Peer: De Engelse naam voor het fruit komt uit het Latijn pera, dat is ook wat het in het Spaans wordt genoemd.
Weegbree: "Weegbree" heeft twee betekenissen: een vrucht die lijkt op een banaan en een soort platbladige wiet. Beide worden genoemd plátano in het Spaans. De woorden met de eerste betekenis kwamen waarschijnlijk via het Spaans naar het Engels, wat de term uit West-Indië ophaalde, terwijl het woord met de tweede betekenis indirect uit het Grieks kwam.
tomatillo: tomatillo in het Spaans is tomate met het verkleinende achtervoegsel -illo.

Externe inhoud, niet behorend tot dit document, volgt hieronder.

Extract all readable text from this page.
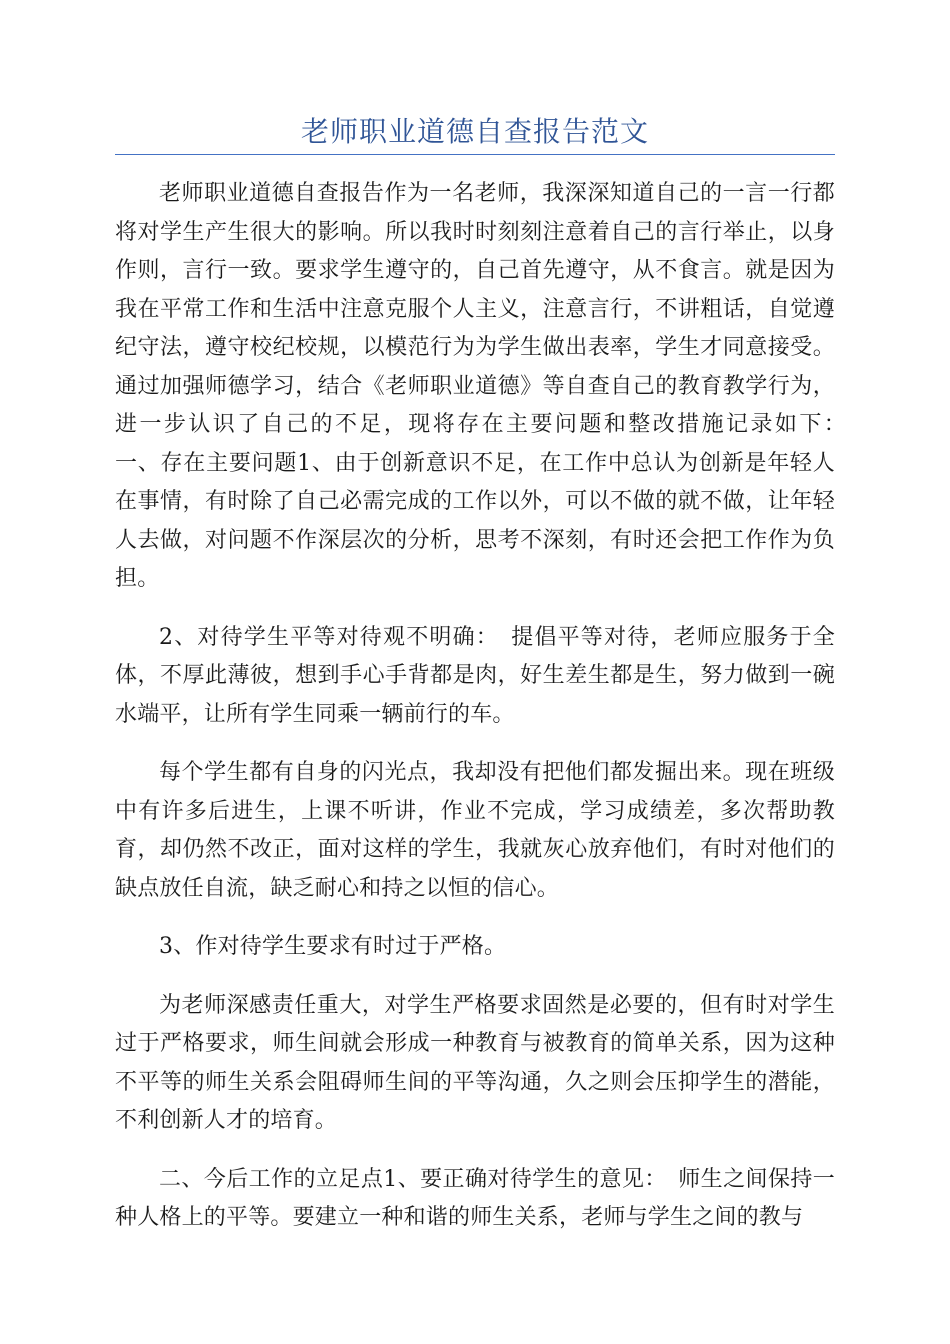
老师职业道德自查报告范文

老师职业道德自查报告作为一名老师，我深深知道自己的一言一行都将对学生产生很大的影响。所以我时时刻刻注意着自己的言行举止，以身作则，言行一致。要求学生遵守的，自己首先遵守，从不食言。就是因为我在平常工作和生活中注意克服个人主义，注意言行，不讲粗话，自觉遵纪守法，遵守校纪校规，以模范行为为学生做出表率，学生才同意接受。通过加强师德学习，结合《老师职业道德》等自查自己的教育教学行为，进一步认识了自己的不足，现将存在主要问题和整改措施记录如下：　一、存在主要问题1、由于创新意识不足，在工作中总认为创新是年轻人在事情，有时除了自己必需完成的工作以外，可以不做的就不做，让年轻人去做，对问题不作深层次的分析，思考不深刻，有时还会把工作作为负担。

2、对待学生平等对待观不明确：　提倡平等对待，老师应服务于全体，不厚此薄彼，想到手心手背都是肉，好生差生都是生，努力做到一碗水端平，让所有学生同乘一辆前行的车。

每个学生都有自身的闪光点，我却没有把他们都发掘出来。现在班级中有许多后进生，上课不听讲，作业不完成，学习成绩差，多次帮助教育，却仍然不改正，面对这样的学生，我就灰心放弃他们，有时对他们的缺点放任自流，缺乏耐心和持之以恒的信心。

3、作对待学生要求有时过于严格。

为老师深感责任重大，对学生严格要求固然是必要的，但有时对学生过于严格要求，师生间就会形成一种教育与被教育的简单关系，因为这种不平等的师生关系会阻碍师生间的平等沟通，久之则会压抑学生的潜能，不利创新人才的培育。

二、今后工作的立足点1、要正确对待学生的意见：　师生之间保持一种人格上的平等。要建立一种和谐的师生关系，老师与学生之间的教与
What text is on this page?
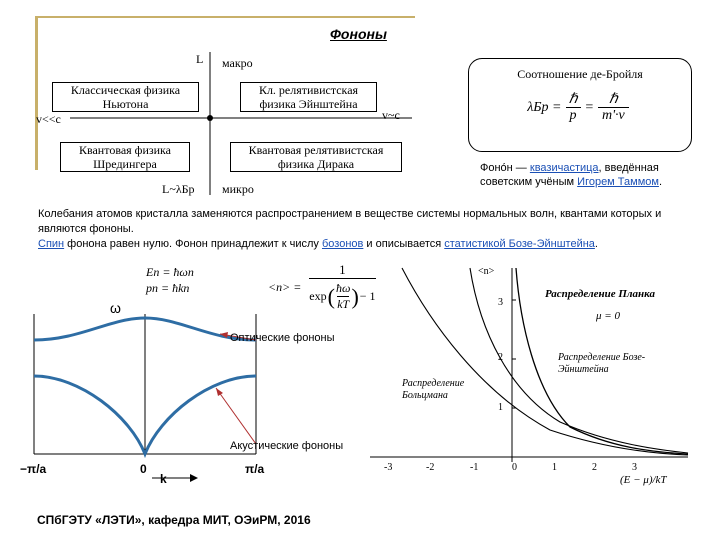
Фононы
L макро
v<<c	v~c
L~λБр микро
Классическая физика Ньютона
Кл. релятивистская физика Эйнштейна
Квантовая физика Шредингера
Квантовая релятивистская физика Дирака
Соотношение де-Бройля
λБр =
ℏ
p
=
ℏ
m'·v
Фоно́н — квазичастица, введённая советским учёным Игорем Таммом.
Колебания атомов кристалла заменяются распространением в веществе системы нормальных волн, квантами которых и являются фононы.
Спин фонона равен нулю. Фонон принадлежит к числу бозонов и описывается статистикой Бозе-Эйнштейна.
En = ħωn
pn = ħkn	<n> =
1
exp ( ħω
kT ) − 1
ω
Оптические фононы
Акустические фононы
−π/a	0	π/a
k
<n>
Распределение Планка
μ = 0
Распределение Бозе-Эйнштейна
Распределение Больцмана
3
2
1
-3	-2	-1	0	1	2	3
(E − μ)/kT
СПбГЭТУ «ЛЭТИ», кафедра МИТ, ОЭиРМ, 2016
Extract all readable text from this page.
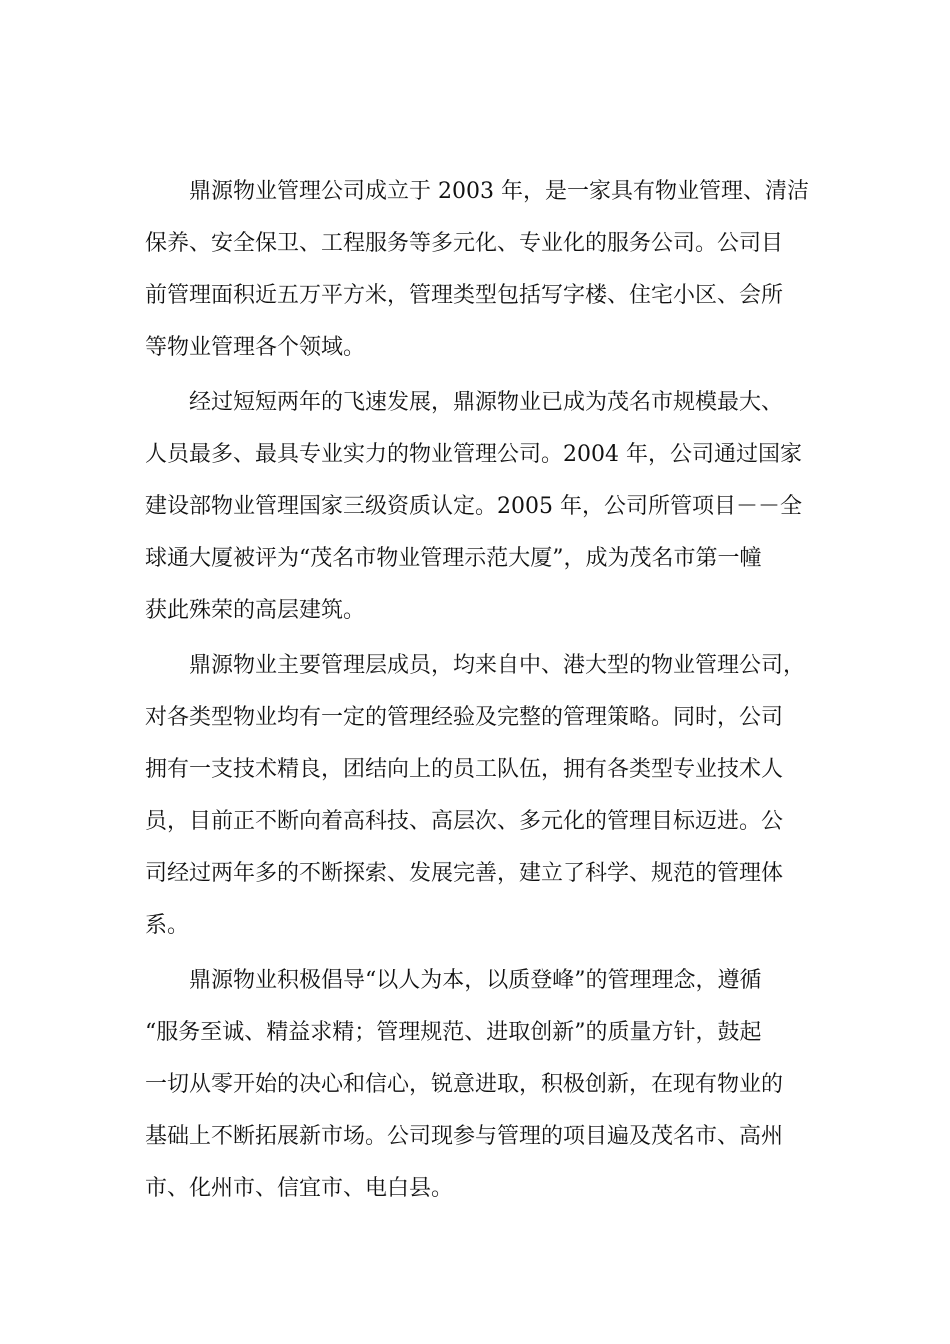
鼎源物业管理公司成立于 2003 年，是一家具有物业管理、清洁
保养、安全保卫、工程服务等多元化、专业化的服务公司。公司目
前管理面积近五万平方米，管理类型包括写字楼、住宅小区、会所
等物业管理各个领域。
经过短短两年的飞速发展，鼎源物业已成为茂名市规模最大、
人员最多、最具专业实力的物业管理公司。2004 年，公司通过国家
建设部物业管理国家三级资质认定。2005 年，公司所管项目－－全
球通大厦被评为“茂名市物业管理示范大厦”，成为茂名市第一幢
获此殊荣的高层建筑。
鼎源物业主要管理层成员，均来自中、港大型的物业管理公司，
对各类型物业均有一定的管理经验及完整的管理策略。同时，公司
拥有一支技术精良，团结向上的员工队伍，拥有各类型专业技术人
员，目前正不断向着高科技、高层次、多元化的管理目标迈进。公
司经过两年多的不断探索、发展完善，建立了科学、规范的管理体
系。
鼎源物业积极倡导“以人为本，以质登峰”的管理理念，遵循
“服务至诚、精益求精；管理规范、进取创新”的质量方针，鼓起
一切从零开始的决心和信心，锐意进取，积极创新，在现有物业的
基础上不断拓展新市场。公司现参与管理的项目遍及茂名市、高州
市、化州市、信宜市、电白县。
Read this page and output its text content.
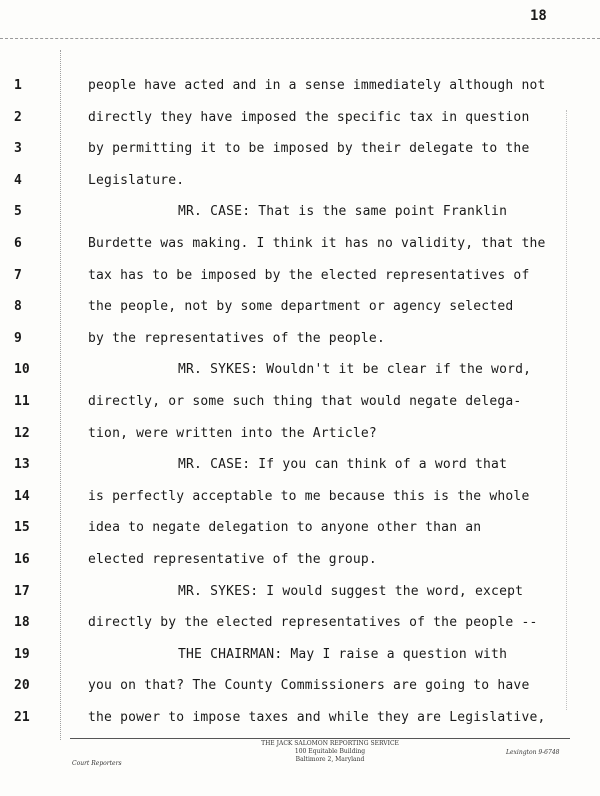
18
1	people have acted and in a sense immediately although not
2	directly they have imposed the specific tax in question
3	by permitting it to be imposed by their delegate to the
4	Legislature.
5	MR. CASE: That is the same point Franklin
6	Burdette was making. I think it has no validity, that the
7	tax has to be imposed by the elected representatives of
8	the people, not by some department or agency selected
9	by the representatives of the people.
10	MR. SYKES: Wouldn't it be clear if the word,
11	directly, or some such thing that would negate delega-
12	tion, were written into the Article?
13	MR. CASE: If you can think of a word that
14	is perfectly acceptable to me because this is the whole
15	idea to negate delegation to anyone other than an
16	elected representative of the group.
17	MR. SYKES: I would suggest the word, except
18	directly by the elected representatives of the people --
19	THE CHAIRMAN: May I raise a question with
20	you on that? The County Commissioners are going to have
21	the power to impose taxes and while they are Legislative,
THE JACK SALOMON REPORTING SERVICE
100 Equitable Building
Baltimore 2, Maryland
Court Reporters
Lexington 9-6748
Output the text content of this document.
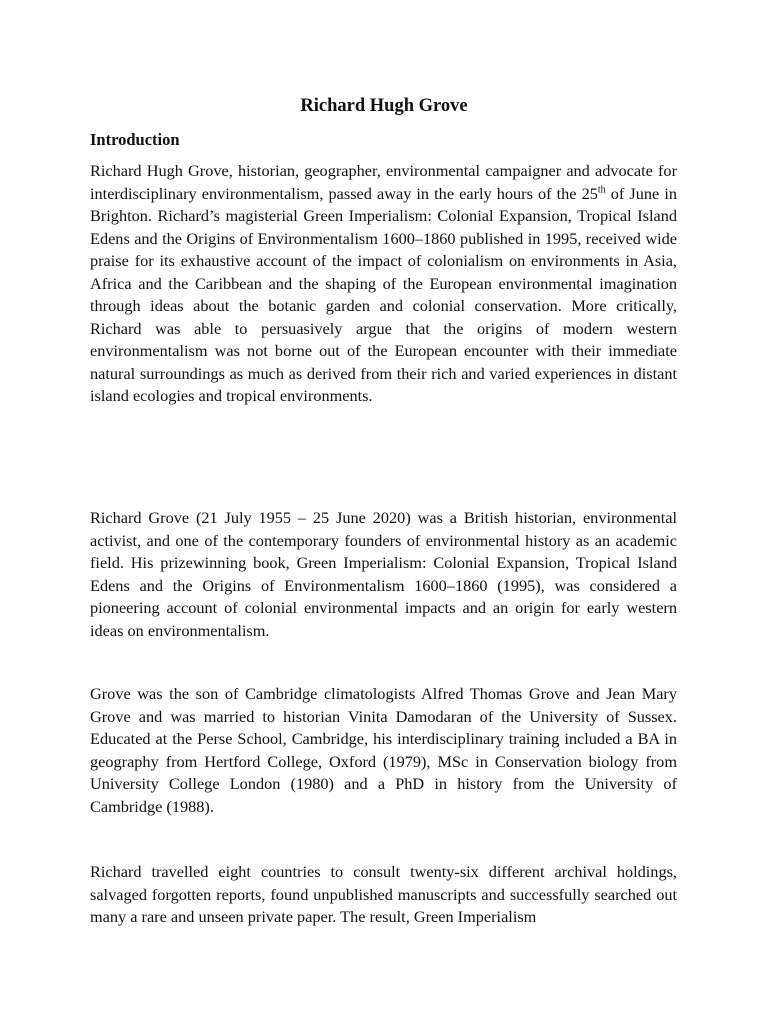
Richard Hugh Grove
Introduction

Richard Hugh Grove, historian, geographer, environmental campaigner and advocate for interdisciplinary environmentalism, passed away in the early hours of the 25th of June in Brighton. Richard’s magisterial Green Imperialism: Colonial Expansion, Tropical Island Edens and the Origins of Environmentalism 1600–1860 published in 1995, received wide praise for its exhaustive account of the impact of colonialism on environments in Asia, Africa and the Caribbean and the shaping of the European environmental imagination through ideas about the botanic garden and colonial conservation. More critically, Richard was able to persuasively argue that the origins of modern western environmentalism was not borne out of the European encounter with their immediate natural surroundings as much as derived from their rich and varied experiences in distant island ecologies and tropical environments.

Richard Grove (21 July 1955 – 25 June 2020) was a British historian, environmental activist, and one of the contemporary founders of environmental history as an academic field. His prizewinning book, Green Imperialism: Colonial Expansion, Tropical Island Edens and the Origins of Environmentalism 1600–1860 (1995), was considered a pioneering account of colonial environmental impacts and an origin for early western ideas on environmentalism.

Grove was the son of Cambridge climatologists Alfred Thomas Grove and Jean Mary Grove and was married to historian Vinita Damodaran of the University of Sussex. Educated at the Perse School, Cambridge, his interdisciplinary training included a BA in geography from Hertford College, Oxford (1979), MSc in Conservation biology from University College London (1980) and a PhD in history from the University of Cambridge (1988).

Richard travelled eight countries to consult twenty-six different archival holdings, salvaged forgotten reports, found unpublished manuscripts and successfully searched out many a rare and unseen private paper. The result, Green Imperialism
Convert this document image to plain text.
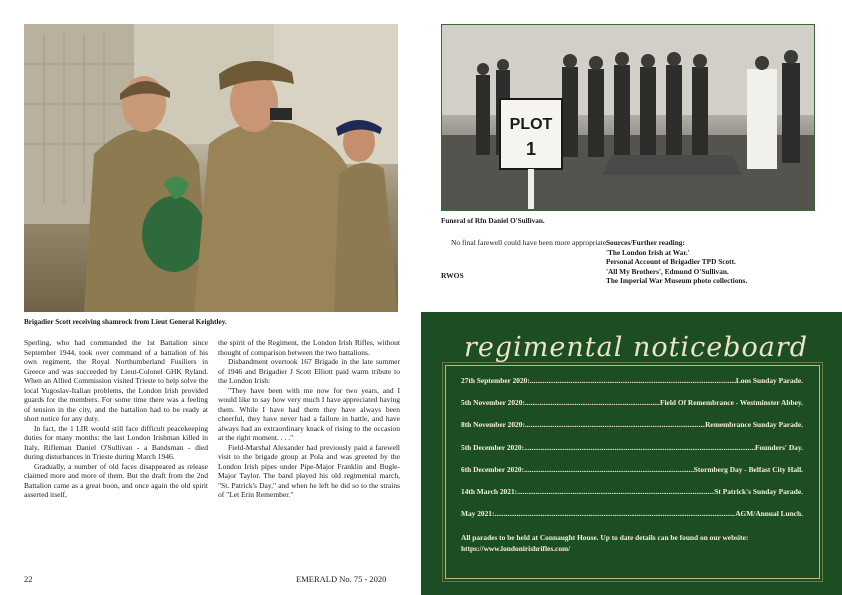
Brigadier Scott receiving shamrock from Lieut General Keightley.

Sperling, who had commanded the 1st Battalion since September 1944, took over command of a battalion of his own regiment, the Royal Northumberland Fusiliers in Greece and was succeeded by Lieut-Colonel GHK Ryland. When an Allied Commission visited Trieste to help solve the local Yugoslav-Italian problems, the London Irish provided guards for the members. For some time there was a feeling of tension in the city, and the battalion had to be ready at short notice for any duty.

In fact, the 1 LIR would still face difficult peacekeeping duties for many months: the last London Irishman killed in Italy, Rifleman Daniel O'Sullivan - a Bandsman - died during disturbances in Trieste during March 1946.

Gradually, a number of old faces disappeared as release claimed more and more of them. But the draft from the 2nd Battalion came as a great boon, and once again the old spirit asserted itself,

the spirit of the Regiment, the London Irish Rifles, without thought of comparison between the two battalions.

Disbandment overtook 167 Brigade in the late summer of 1946 and Brigadier J Scott Elliott paid warm tribute to the London Irish:

"They have been with me now for two years, and I would like to say how very much I have appreciated having them. While I have had them they have always been cheerful, they have never had a failure in battle, and have always had an extraordinary knack of rising to the occasion at the right moment. . . ."

Field-Marshal Alexander had previously paid a farewell visit to the brigade group at Pola and was greeted by the London Irish pipes under Pipe-Major Franklin and Bugle-Major Taylor. The band played his old regimental march, "St. Patrick's Day," and when he left he did so to the strains of "Let Erin Remember."

22	EMERALD No. 75 - 2020
PLOT
1
Funeral of Rfn Daniel O'Sullivan.

No final farewell could have been more appropriate.

RWOS
Sources/Further reading:
'The London Irish at War.'
Personal Account of Brigadier TPD Scott.
'All My Brothers', Edmund O'Sullivan.
The Imperial War Museum photo collections.
regimental noticeboard
27th September 2020: .....	Loos Sunday Parade.
5th November 2020: .....	Field Of Remembrance - Westminster Abbey.
8th November 2020: .....	Remembrance Sunday Parade.
5th December 2020: .....	Founders' Day.
6th December 2020: .....	Stormberg Day - Belfast City Hall.
14th March 2021: .....	St Patrick's Sunday Parade.
May 2021: .....	AGM/Annual Lunch.
All parades to be held at Connaught House. Up to date details can be found on our website: https://www.londonirishrifles.com/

Andere Spaanse voedselwoorden die dit achtervoegsel gebruiken, zijn onder andere tortilla (omelet of tortilla, van torta, taart), mantequilla (boter, van manteca, reuzel of sommige soorten boter), en Bolillo (broodje, gerelateerd aan bola, bal).
Tomaat: Ooit werd de tomaat in het Engels een 'tomate' genoemd, hetzelfde als zijn Spaanse naam. De Spanjaarden kwamen op hun beurt uit Nahuatl, een inheemse Mexicaanse taal, die het woord gebruikte tomatl. De tl eindigend is een veel voorkomend zelfstandig naamwoord eindigend in Nahuatl.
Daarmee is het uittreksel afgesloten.